Florian el Loco y el poder del mito
La serie sigue a Ser Duncan el Alto, un caballero errante que busca abrirse camino en Poniente, y a su joven escudero Egg. A diferencia de sus predecesoras, la historia prescinde de grandes batallas, conspiraciones palaciegas y amenazas apocalípticas. En su lugar, apuesta por una dinámica de compañeros de viaje que remite a algunas de las relaciones más queridas de 'Juego de Tronos', como Arya y el Perro, construyendo su encanto a partir del vínculo entre sus personajes y los encuentros que surgen en el camino.

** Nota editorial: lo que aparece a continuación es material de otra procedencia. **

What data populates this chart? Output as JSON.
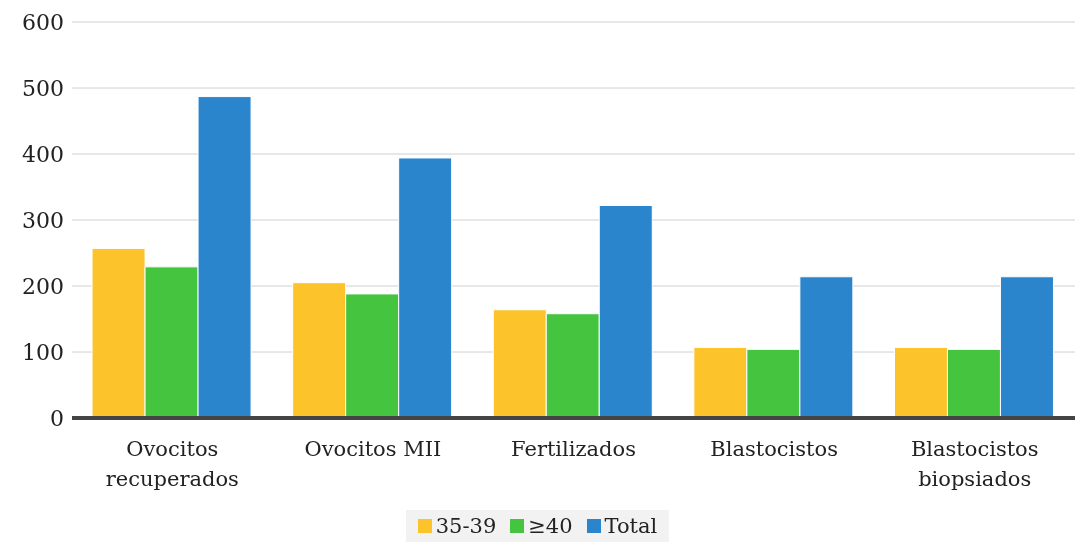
{
  "chart_data": {
    "type": "bar",
    "categories": [
      "Ovocitos recuperados",
      "Ovocitos MII",
      "Fertilizados",
      "Blastocistos",
      "Blastocistos biopsiados"
    ],
    "series": [
      {
        "name": "35-39",
        "color": "#fcc42a",
        "values": [
          257,
          205,
          164,
          107,
          107
        ]
      },
      {
        "name": "≥40",
        "color": "#44c43f",
        "values": [
          229,
          188,
          158,
          104,
          104
        ]
      },
      {
        "name": "Total",
        "color": "#2a85cc",
        "values": [
          487,
          394,
          322,
          214,
          214
        ]
      }
    ],
    "ylim": [
      0,
      600
    ],
    "yticks": [
      0,
      100,
      200,
      300,
      400,
      500,
      600
    ],
    "grid": "y",
    "legend": "bottom"
  }
}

Aunque la escala sea menor, 'El caballero de los siete reinos' no renuncia por completo a las hazañas legendarias. En sus primeros episodios, la serie introduce espectáculos de marionetas que dramatizan mitos antiguos de Poniente. El primero recrea la historia de Serwyn del Escudo Espejo, un héroe de la Era de los Héroes que, según las canciones, derrotó al dragón Urrax usando un escudo pulido como espejo. Más allá de las inconsistencias históricas del relato, el mito funciona como una ventana al folclore que ha sobrevivido durante milenios.
En el segundo episodio, otra función presenta la leyenda de Florian el Loco, un caballero de origen humilde que se enamora de una doncella en una historia tan famosa que dio nombre a la Poza de la Doncella. Como ocurre con muchas figuras míticas de este universo, los detalles son vagos y contradictorios, pero eso no reduce su impacto. Al contrario, refuerza la idea de que estas historias importan no por su exactitud, sino por cómo perduran en la memoria colectiva de Poniente.
Los espectáculos de marionetas no solo aportan imágenes memorables, sino que ayudan a que Poniente se perciba como un lugar amplio y con una cultura propia. En lugar de depender exclusivamente de nuevas precuelas, la serie muestra cómo los habitantes comunes siguen contando y reinterpretando las leyendas del pasado.